Improved UX Features for Profiling Governance Artifacts
When adding a governance artifact as a related artifact or while adding an asset as a related asset, users will see a modal appear on the right-hand-side panel that will allow them to see a profile of the artifact before making a decision about that artifacts relationship. This will improve the ability for users to quickly profile artifacts and it will also ensure that the user is selecting the right object.

Out-of-the-Box Support for Classification of Personal Information
In order to support the classification of personal data, a new default classification called Personal Information (PI) is being added to Watson Knowledge Catalog. This is in line with data privacy efforts which are broader than the PII (personally identifiable  information) and SPI (sensitive personal information) classifications originally introduced in GDPR. The trend in regulations (as well as IBM’s decision soon after GDPR came out) is to use Personal Information rather than PII because PII is too limiting and doesn’t really address the scope of “data privacy” (Watson Knowledge Catalog will continue to support classification for PII and SPI).

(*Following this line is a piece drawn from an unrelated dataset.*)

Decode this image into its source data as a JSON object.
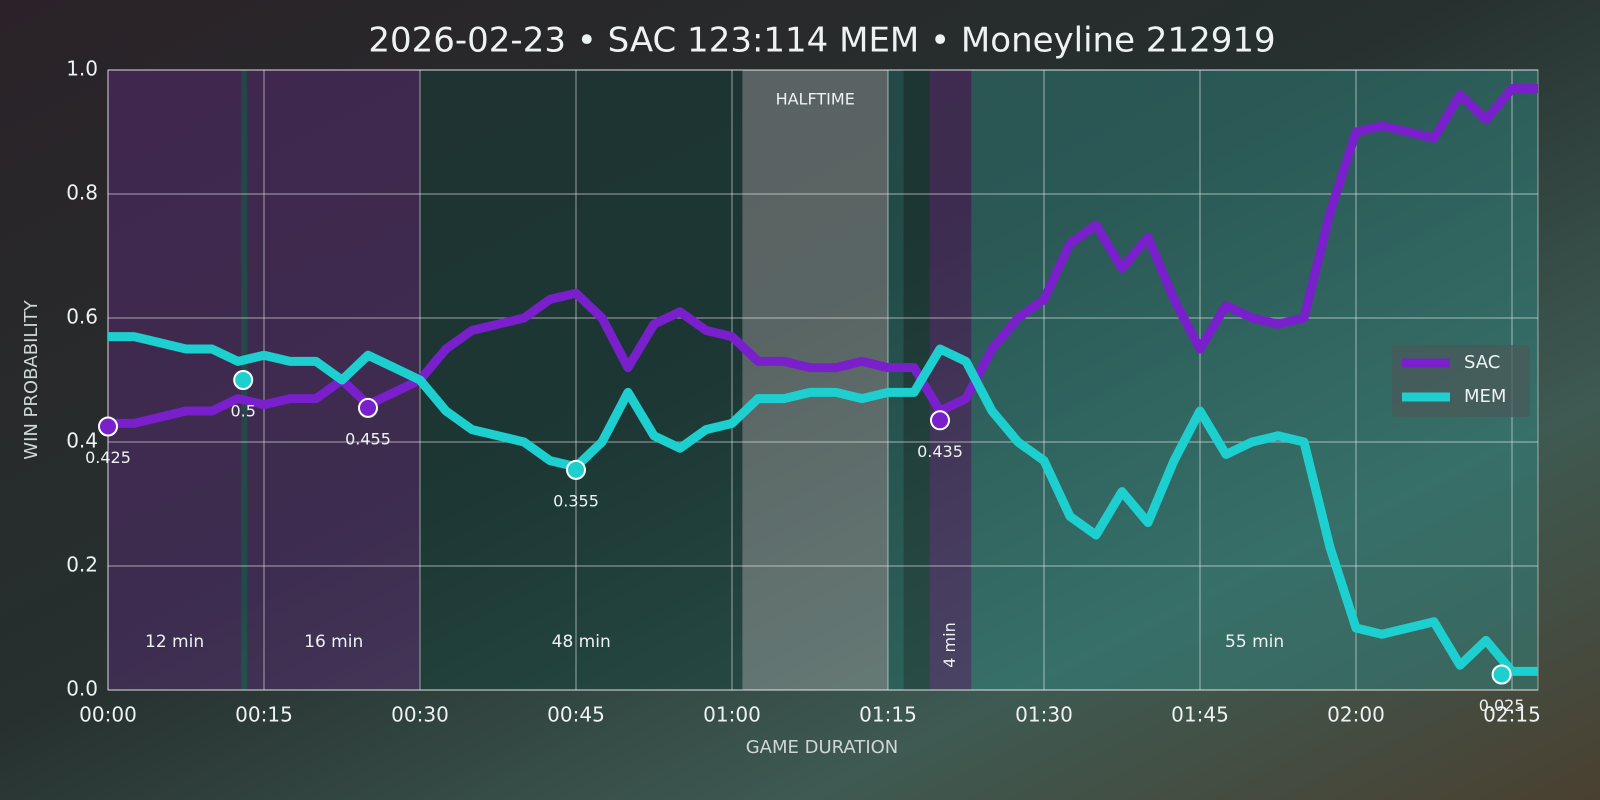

REST APIs to Manage Custom Attributes for Out-of-the-Box Assets
Developers can create custom attribute definitions via REST APIs that apply to any supported asset types including COBOL assets, Data Assets, Connections, Models, BI Reports, and Table Definition. This will bring Watson Knowledge closer to parity with IGC through it's support of broader attribute types like Text (support hyperlinks, rich text and globalized strings), Pre-Defined Values (include value and description), Date and Time, and Number (whole or decimal)
Users will be able to re-use previously defined custom attributes (or groupings of custom attributes) to create associations with different assets or governance artifact types. For example, a user can create a set of custom attributes related to KPIs or GIS data that they could then associate with different asset types.

Improved Asset Status Experience on Metadata Import
We are implementing a new protocol for tracking the status of metadata import timestamps. We have moved from our original version where an "outdated" status is computed using the last updated timestamp, into our new protocol where customers can track imports using the following timestamps: "last imported", "first imported", and "last outdated".  We believe this will allow customers to more easily and reliably detect changes within metadata import.

Additional Integrations for Metadata Import
In 4.0.2 users will be able to import metadata from SAP Hana, Databases for MongoDB, and MongoDB.

Data discovery from Netezza sources
Automated discovery and quick scan jobs can be run on Netezza data source by using a Generic JDBC platform connection.

Enhanced Options for Connection Synchronization
In 4.0.1, Watson Knowledge Catalog expanded support for bi-directional synchronization for assets from Snowflake, Hive, and Generic JDBC connections.  In 4.0.2, WKC will add sync support for Hive Kerberos, but this will be from IGC/XMETA to WKC only.  

Bi-Directional Sync between WKC and External Repositories
Before 4.0.2, Glossary Assets in CPD could only publish events to an OMRS Cohort topic. Now the Glossary service can receive events as well so that glossary assets can be bi-directionally synchronized across multiple repositories. For example, a Data Engineer can now configure sync to: (1) receive create/update/delete events for glossary and technical assets from external repositories, and (2) save them as reference copies in WKC.

Support Watson Knowledge Catalog Core on Power Systems
Watson Knowledge Catalog is adding to its integration with Power Systems. These new compatibilities will be useful in bringing Watson Knowledge Catalog on Cloud Pak for Data closer to parity with IBM's legacy governance products.

Expanded Support for Platform Systems
Watson Knowledge Catalog will now support OpenShift version 4.8 and will have Systems Support for Yosemite.